Genetic susceptibility to cardiovascular disease in type 2 diabetes is influenced by abnormal metabolic status in the affected diabetic patients; and the implicated genes may differ from those in the non-diabetic populations. We conducted 3-stage genome-wide association analysis to detect the genetic factors for coronary heart disease (CHD) in existing type 2 diabetes. We analyzed 2.4 million SNPs in 1,249 diabetic women from the Nurses’ Health Study (273 CHD cases and 976 controls) and 984 diabetic men from the Health Professionals’ Follow-up Study (319 CHD cases and 665 controls), all of European ancestry.
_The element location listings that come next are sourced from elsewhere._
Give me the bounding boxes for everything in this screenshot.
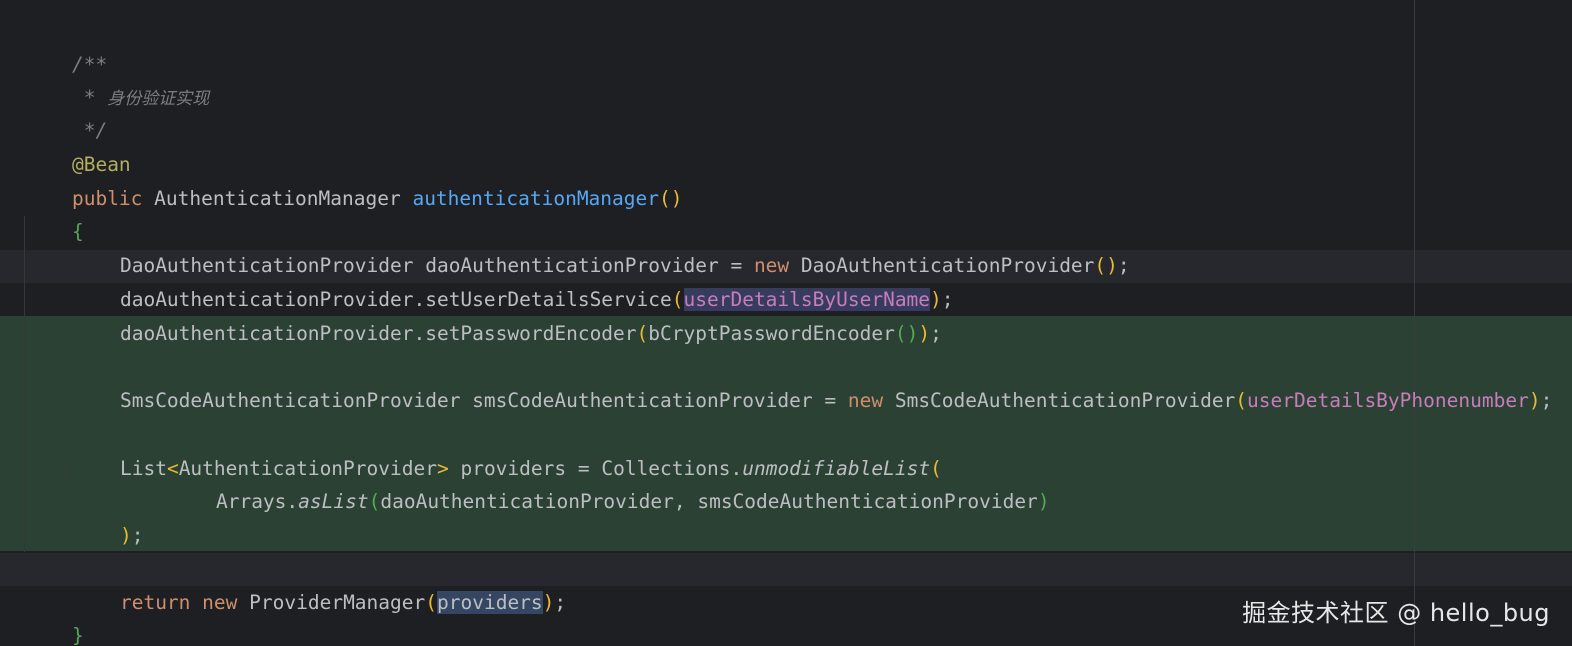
semicolon: ; xyxy=(1540,389,1553,412)
paren-open: ( xyxy=(659,187,671,210)
paren-close: ) xyxy=(542,591,555,614)
method-brace-close: } xyxy=(71,624,84,646)
provider-manager-ctor: ProviderManager xyxy=(237,591,426,614)
as-list-args: daoAuthenticationProvider, smsCodeAuthen… xyxy=(380,490,1038,513)
sms-provider-ctor: SmsCodeAuthenticationProvider xyxy=(883,389,1236,412)
paren-close: ) xyxy=(1037,490,1050,513)
paren-open: ( xyxy=(425,591,437,614)
code-line-14[interactable]: Arrays.asList(daoAuthenticationProvider,… xyxy=(169,452,1050,513)
list-type: List xyxy=(119,457,167,480)
code-line-17[interactable]: return new ProviderManager(providers); xyxy=(73,553,566,614)
indent-guide-inner xyxy=(69,452,70,486)
code-line-4[interactable]: @Bean xyxy=(25,115,131,176)
providers-arg: providers xyxy=(437,591,543,614)
set-password-encoder-call: daoAuthenticationProvider.setPasswordEnc… xyxy=(119,322,637,345)
method-name: authenticationManager xyxy=(412,187,659,210)
paren-open: ( xyxy=(1235,389,1248,412)
code-line-5[interactable]: public AuthenticationManager authenticat… xyxy=(25,149,683,210)
sms-provider-decl: SmsCodeAuthenticationProvider smsCodeAut… xyxy=(119,389,848,412)
paren-close: ) xyxy=(1528,389,1541,412)
semicolon: ; xyxy=(941,288,954,311)
code-line-6[interactable]: { xyxy=(25,182,84,243)
code-line-1[interactable]: /** xyxy=(25,15,107,76)
bcrypt-encoder-call: bCryptPasswordEncoder xyxy=(648,322,895,345)
right-margin-guide xyxy=(1414,0,1415,646)
code-line-8[interactable]: daoAuthenticationProvider.setUserDetails… xyxy=(73,250,954,311)
watermark: 掘金技术社区 @ hello_bug xyxy=(1242,599,1550,627)
code-line-11[interactable]: SmsCodeAuthenticationProvider smsCodeAut… xyxy=(73,351,1552,412)
as-list-call: asList xyxy=(298,490,369,513)
semicolon: ; xyxy=(554,591,567,614)
code-line-18[interactable]: } xyxy=(25,586,84,646)
paren-close-inner: ) xyxy=(906,322,919,345)
arrays-class: Arrays. xyxy=(215,490,299,513)
paren-open: ( xyxy=(1094,254,1107,277)
keyword-return: return xyxy=(119,591,191,614)
code-line-7[interactable]: DaoAuthenticationProvider daoAuthenticat… xyxy=(73,216,1130,277)
paren-close: ) xyxy=(670,187,683,210)
javadoc-text: 身份验证实现 xyxy=(107,89,210,109)
code-line-15[interactable]: ); xyxy=(73,486,144,547)
paren-close: ) xyxy=(918,322,931,345)
keyword-new: new xyxy=(847,389,884,412)
paren-open: ( xyxy=(368,490,381,513)
paren-close: ) xyxy=(119,524,132,547)
code-line-13[interactable]: List<AuthenticationProvider> providers =… xyxy=(73,419,942,480)
paren-close: ) xyxy=(1106,254,1118,277)
user-details-by-phonenumber-arg: userDetailsByPhonenumber xyxy=(1247,389,1529,412)
code-line-3[interactable]: */ xyxy=(25,81,108,142)
code-line-2[interactable]: * 身份验证实现 xyxy=(25,48,210,109)
semicolon: ; xyxy=(930,322,942,345)
paren-open-inner: ( xyxy=(894,322,907,345)
keyword-new: new xyxy=(202,591,238,614)
semicolon: ; xyxy=(1117,254,1130,277)
paren-open: ( xyxy=(636,322,649,345)
code-line-9[interactable]: daoAuthenticationProvider.setPasswordEnc… xyxy=(73,284,942,345)
semicolon: ; xyxy=(131,524,144,547)
code-editor[interactable]: /** * 身份验证实现 */ @Bean public Authenticat… xyxy=(0,0,1572,646)
return-type: AuthenticationManager xyxy=(142,187,413,210)
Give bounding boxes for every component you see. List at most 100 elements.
The first-stage replication was performed in Joslin Heart Study (420 CHD cases and 431 controls); and the second-stage replication was performed in Gargano Heart Study (314 CHD cases and 384 controls), and Catanzaro study (114 CHD cases and 215 controls). All the replication samples were of European ancestry and also affected by type 2 diabetes. We observed associations of genome-wide significance (the best p=2.04 * 10 -8 ) between CHD and SNPs on chromosome 1, between genes ZNF648 ( zinc finger protein 648; 1q25 .3) and GLUL (glutamate-ammonia ligase; 1q31). eQTL analysis indicates suggestive association between the associated SNPs and a potential CHD gene PPAP2B on chromosome 1 with marginal significance (p=1 * 10 -5 ). The identified SNP showed a significant association with the plasma levels of vascular cell adhesion molecule 1 ( VCAM1 ) in patients with type 2 diabetes but not in non-diabetic healthy controls. Our findings indicate that specific genetic predisposition may determine cardiovascular risk in patients with type 2 diabetes. The findings may inform the development of novel therapies for reduction of cardiovascular complications in diabetes.